Money makes the world go round

Money makes the world go round

Money has two functions: It is a means of exchange for trades between one party wanting to sell and another to buy. It also helps to make price and value comparable. The second function is as a way of storing value between two trades, writes Prince Michael of Liechtenstein.

The financial system therefore has two functions - as a payment system and to collect short or long-term money for ‘storage’ and to use these funds in the economy as equity or loans.

Money and the financial system are therefore an equally essential part of the economic and social infrastructure as energy, transport, education, legal and planning security, a functioning labour market and so on. A successful economy needs good infrastructure and free markets for a flourishing trade, enhanced by competition and entrepreneurs with vision and the courage to take calculated risks. All these factors are necessary ingredients for success.

The role of money appears to be overvalued today. It obviously should not be neglected, but it seems that Liza Minnelli’s song ‘Money makes the world go round’ from the film version of the Broadway musical ‘Cabaret’ has become today’s essential belief among politicians, economists, the media and monetary policymakers such as central bankers.

The Federal Reserve, the central bank of the US, and the European Central Bank (ECB) have been following an expansionary monetary policy for a long time. This has been achieved by constantly reducing interest rates to make the price of money artificially low. The policy should drive demand or consumption and stimulate the economy.

This is not, however, a demand based on money earned but on increasing debt. It means you can buy more without having to earn more money. Governments and private households indulged in this consumption mania.

Private people borrowed to go on a spending spree and governments increased spending to please their different clienteles. The result has been little growth in the economy, a staggering increase in sovereign debt and an enormous increase in debt among private households in the US. Asset bubbles are another logical consequence.

The policies of easy money and government overspending were the underlying reason for the financial crisis. But there is also an economic crisis and high unemployment in many countries. Policymakers are trying the same remedy again. They believe only cheap money will stimulate the economy.

Central banks are even ready to cut interest rates to zero or negative - undermining the money of those who are saving. The theory is that low interest rates support growth resulting in more jobs and that a more competitive labour market would increase wages and salaries.

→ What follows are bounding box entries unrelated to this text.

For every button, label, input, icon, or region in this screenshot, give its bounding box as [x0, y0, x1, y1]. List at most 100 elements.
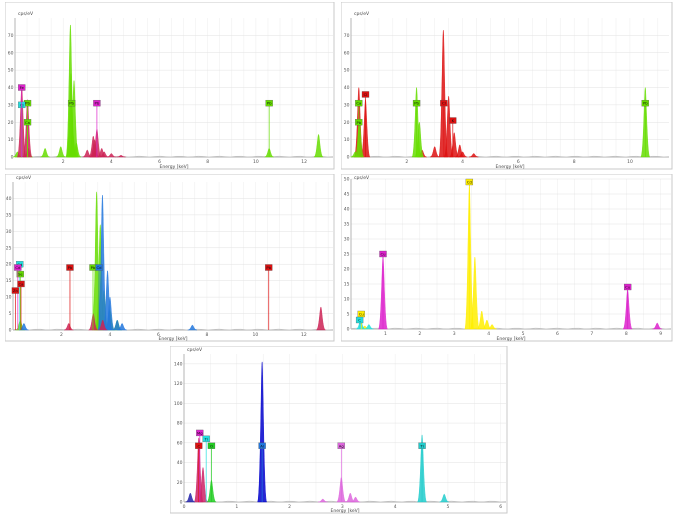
spectrum-peak: [364, 324, 374, 330]
spectrum-peak: [106, 153, 116, 158]
peak-label: Pb: [356, 120, 361, 125]
y-tick-label: 10: [344, 297, 350, 303]
background-noise: [350, 155, 670, 158]
peak-label: Pb: [91, 265, 96, 270]
peak-label: Cd: [467, 180, 473, 185]
peak-label-box: [207, 442, 216, 449]
y-tick-label: 100: [174, 401, 183, 407]
x-axis-label: Energy [keV]: [331, 508, 360, 514]
peak-label: Ag: [339, 443, 345, 448]
y-tick-label: 40: [6, 196, 12, 202]
spectrum-peak: [350, 496, 361, 503]
x-tick-label: 4: [461, 159, 464, 165]
y-tick-label: 60: [344, 50, 350, 56]
x-tick-label: 3: [453, 331, 456, 337]
x-tick-label: 4: [109, 332, 112, 338]
peak-label: Pb: [267, 101, 272, 106]
y-tick-label: 50: [344, 68, 350, 74]
peak-label: Cu: [359, 312, 365, 317]
spectrum-peak: [430, 146, 440, 158]
y-tick-label: 10: [6, 295, 12, 301]
y-tick-label: 80: [177, 421, 183, 427]
chart-panel: 2 4 6 8 10 12 0 5 10 15 20 25 30 35 40 cps/eV Energy [ke…: [4, 173, 335, 342]
peak-label-box: [361, 91, 370, 98]
x-tick-label: 2: [405, 159, 408, 165]
y-tick-label: 20: [344, 120, 350, 126]
spectrum-peak: [318, 498, 328, 503]
spectrum-peak: [652, 322, 662, 330]
spectrum-peak: [99, 151, 109, 158]
x-tick-label: 6: [556, 331, 559, 337]
chart-panel: 2 4 6 8 10 12 0 10 20 30 40 50 60 70 cps/eV Energy [keV…: [4, 1, 335, 170]
x-axis-label: Energy [keV]: [160, 164, 189, 170]
x-tick-label: 4: [487, 331, 490, 337]
peak-label: Ca: [356, 101, 361, 106]
peak-label-box: [465, 178, 474, 186]
y-tick-label: 35: [344, 222, 350, 228]
peak-label: K: [452, 118, 455, 123]
peak-label-box: [412, 99, 421, 107]
y-tick-label: 30: [344, 237, 350, 243]
peak-label: Cl: [364, 92, 368, 97]
spectrum-peak: [185, 492, 196, 503]
x-axis-label: Energy [keV]: [497, 336, 526, 342]
x-tick-label: 0: [183, 504, 186, 510]
y-tick-label: 10: [8, 137, 14, 143]
spectrum-peak: [98, 319, 108, 331]
x-tick-label: 8: [573, 159, 576, 165]
peak-label: Cd: [17, 262, 23, 267]
spectrum-peak: [487, 324, 497, 330]
spectrum-peak: [354, 118, 365, 158]
y-tick-label: 0: [11, 155, 14, 161]
chart-panel: 1 2 3 4 5 6 7 8 9 0 5 10 15 20 25 30 35 40 45 50 cps/eV Energ…: [340, 173, 673, 342]
peak-label-box: [337, 442, 345, 449]
y-tick-label: 0: [180, 500, 183, 506]
peak-label-box: [355, 316, 364, 324]
x-tick-label: 6: [158, 159, 161, 165]
x-tick-label: 10: [253, 159, 259, 165]
y-tick-label: 35: [6, 212, 12, 218]
y-tick-label: 40: [344, 207, 350, 213]
peak-label: Cl: [442, 101, 446, 106]
y-tick-label: 0: [9, 328, 12, 334]
y-tick-label: 0: [347, 327, 350, 333]
x-tick-label: 8: [206, 332, 209, 338]
x-tick-label: 10: [253, 332, 259, 338]
peak-label: Pb: [68, 265, 73, 270]
spectrum-peak: [439, 493, 449, 503]
panel-border: [169, 345, 508, 514]
peak-label: Pb: [69, 101, 74, 106]
x-tick-label: 2: [288, 504, 291, 510]
y-tick-label: 0: [347, 155, 350, 161]
y-tick-label: 50: [344, 177, 350, 183]
peak-label: Ti: [419, 443, 423, 448]
chart-panel: 2 4 6 8 10 0 10 20 30 40 50 60 70 cps/eV Energy [keV] C…: [340, 1, 673, 170]
peak-label-box: [355, 99, 363, 107]
x-tick-label: 4: [394, 504, 397, 510]
spectrum-peak: [470, 256, 480, 330]
y-tick-label: 30: [6, 229, 12, 235]
y-tick-label: 25: [6, 245, 12, 251]
peak-label-box: [23, 119, 32, 126]
x-tick-label: 2: [60, 332, 63, 338]
spectrum-peak: [187, 324, 198, 331]
peak-label: Zn: [13, 288, 19, 293]
peak-label: Al: [260, 443, 264, 448]
peak-label-box: [14, 264, 22, 271]
panel-border: [340, 173, 673, 342]
peak-label: Ca: [19, 282, 24, 287]
y-axis-label: cps/eV: [18, 11, 34, 17]
peak-label-box: [265, 264, 273, 271]
peak-label: Pb: [643, 101, 648, 106]
peak-label: Ca: [25, 120, 30, 125]
x-tick-label: 12: [301, 332, 307, 338]
chart-panel: 0 1 2 3 4 5 6 0 20 40 60 80 100 120 140 cps/eV Energy [k…: [169, 345, 508, 514]
peak-label-box: [265, 99, 273, 107]
y-tick-label: 10: [344, 137, 350, 143]
peak-label-box: [16, 270, 24, 278]
panel-border: [4, 173, 335, 342]
x-tick-label: 5: [446, 504, 449, 510]
y-tick-label: 40: [8, 85, 14, 91]
x-axis-label: Energy [keV]: [159, 336, 188, 342]
y-tick-label: 25: [344, 252, 350, 258]
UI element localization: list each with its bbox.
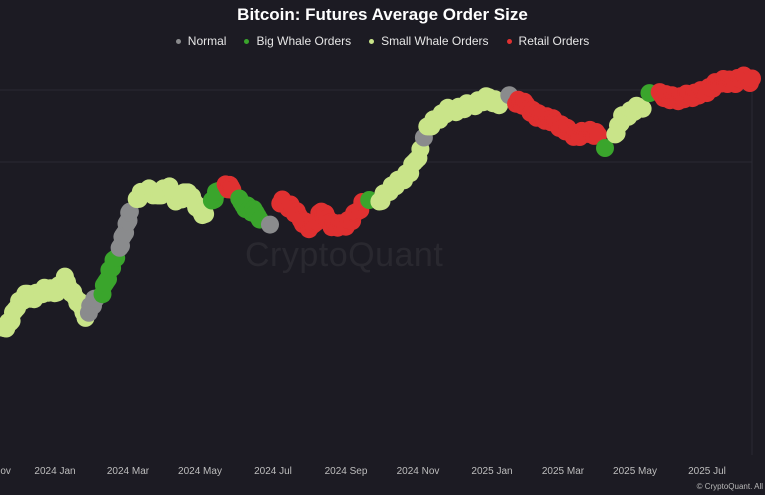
chart-title: Bitcoin: Futures Average Order Size — [237, 5, 528, 24]
legend-item-retail[interactable]: Retail Orders — [506, 34, 590, 48]
x-tick-label: 2024 Sep — [325, 466, 368, 477]
data-point-big-whale-orders — [596, 139, 614, 157]
legend-label-retail: Retail Orders — [518, 34, 590, 48]
data-point-normal — [261, 215, 279, 234]
x-tick-label: 2024 Jan — [34, 466, 75, 477]
data-point-small-whale-orders — [633, 99, 652, 118]
x-tick-label: Nov — [0, 466, 11, 477]
data-points — [0, 66, 761, 338]
legend-item-normal[interactable]: Normal — [175, 34, 227, 48]
watermark: CryptoQuant — [245, 236, 444, 274]
x-tick-label: 2024 May — [178, 466, 222, 477]
x-tick-label: 2025 May — [613, 466, 657, 477]
legend-dot-big-whale — [244, 38, 250, 44]
data-point-small-whale-orders — [196, 205, 215, 224]
legend-item-small-whale[interactable]: Small Whale Orders — [369, 34, 489, 48]
legend: Normal Big Whale Orders Small Whale Orde… — [0, 34, 765, 48]
legend-label-small-whale: Small Whale Orders — [381, 34, 489, 48]
copyright-text: © CryptoQuant. All — [696, 482, 763, 491]
x-axis-ticks: Nov 2024 Jan 2024 Mar 2024 May 2024 Jul 2024 … — [0, 466, 726, 477]
x-tick-label: 2024 Nov — [397, 466, 440, 477]
x-tick-label: 2024 Jul — [254, 466, 292, 477]
gridlines — [0, 70, 753, 455]
legend-dot-small-whale — [369, 38, 375, 44]
data-point-retail-orders — [743, 69, 761, 88]
legend-label-normal: Normal — [187, 34, 227, 48]
legend-label-big-whale: Big Whale Orders — [256, 34, 352, 48]
legend-dot-retail — [506, 38, 512, 44]
legend-item-big-whale[interactable]: Big Whale Orders — [244, 34, 351, 48]
x-tick-label: 2024 Mar — [107, 466, 150, 477]
x-tick-label: 2025 Jan — [471, 466, 512, 477]
legend-dot-normal — [175, 38, 181, 44]
x-tick-label: 2025 Mar — [542, 466, 585, 477]
x-tick-label: 2025 Jul — [688, 466, 726, 477]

It also means that real reforms - which could be unpopular and change political power structures - can be avoided.  Reforms leading to more efficient and fewer regulations are needed to reduce the state’s control of the economy in favour of business. Competition, entrepreneurship and innovation need stimulating by fewer but clearer rules.

Would normal thinking people hire management and advisors with a track record of bankruptcies to run their business if they had not altered their management style? That is unlikely. The paradox is that the same doctrines and the same kind of people - leading policymakers, some leading economists and some central bankers - are still applying the same techniques which created today’s financial mess.

It is devastating that they are engaged in a witch-hunt to disguise their staggering failure. Germany is being blamed because it is saving too much. This is unfair. The Germans are using their savings to co-finance the debt of other economies.

Paying high taxes and supporting an oversized public system has become one of the main duties of business and the citizen. Even legal tax-planning is considered inappropriate, as seen with the Starbucks case.

Savers are being punished by interest rates which are lower than inflation and there are plans to confiscate some of the savings to benefit public debt, as suggested by the head of the IMF and the German Bundesbank.

This situation is a recipe for disaster.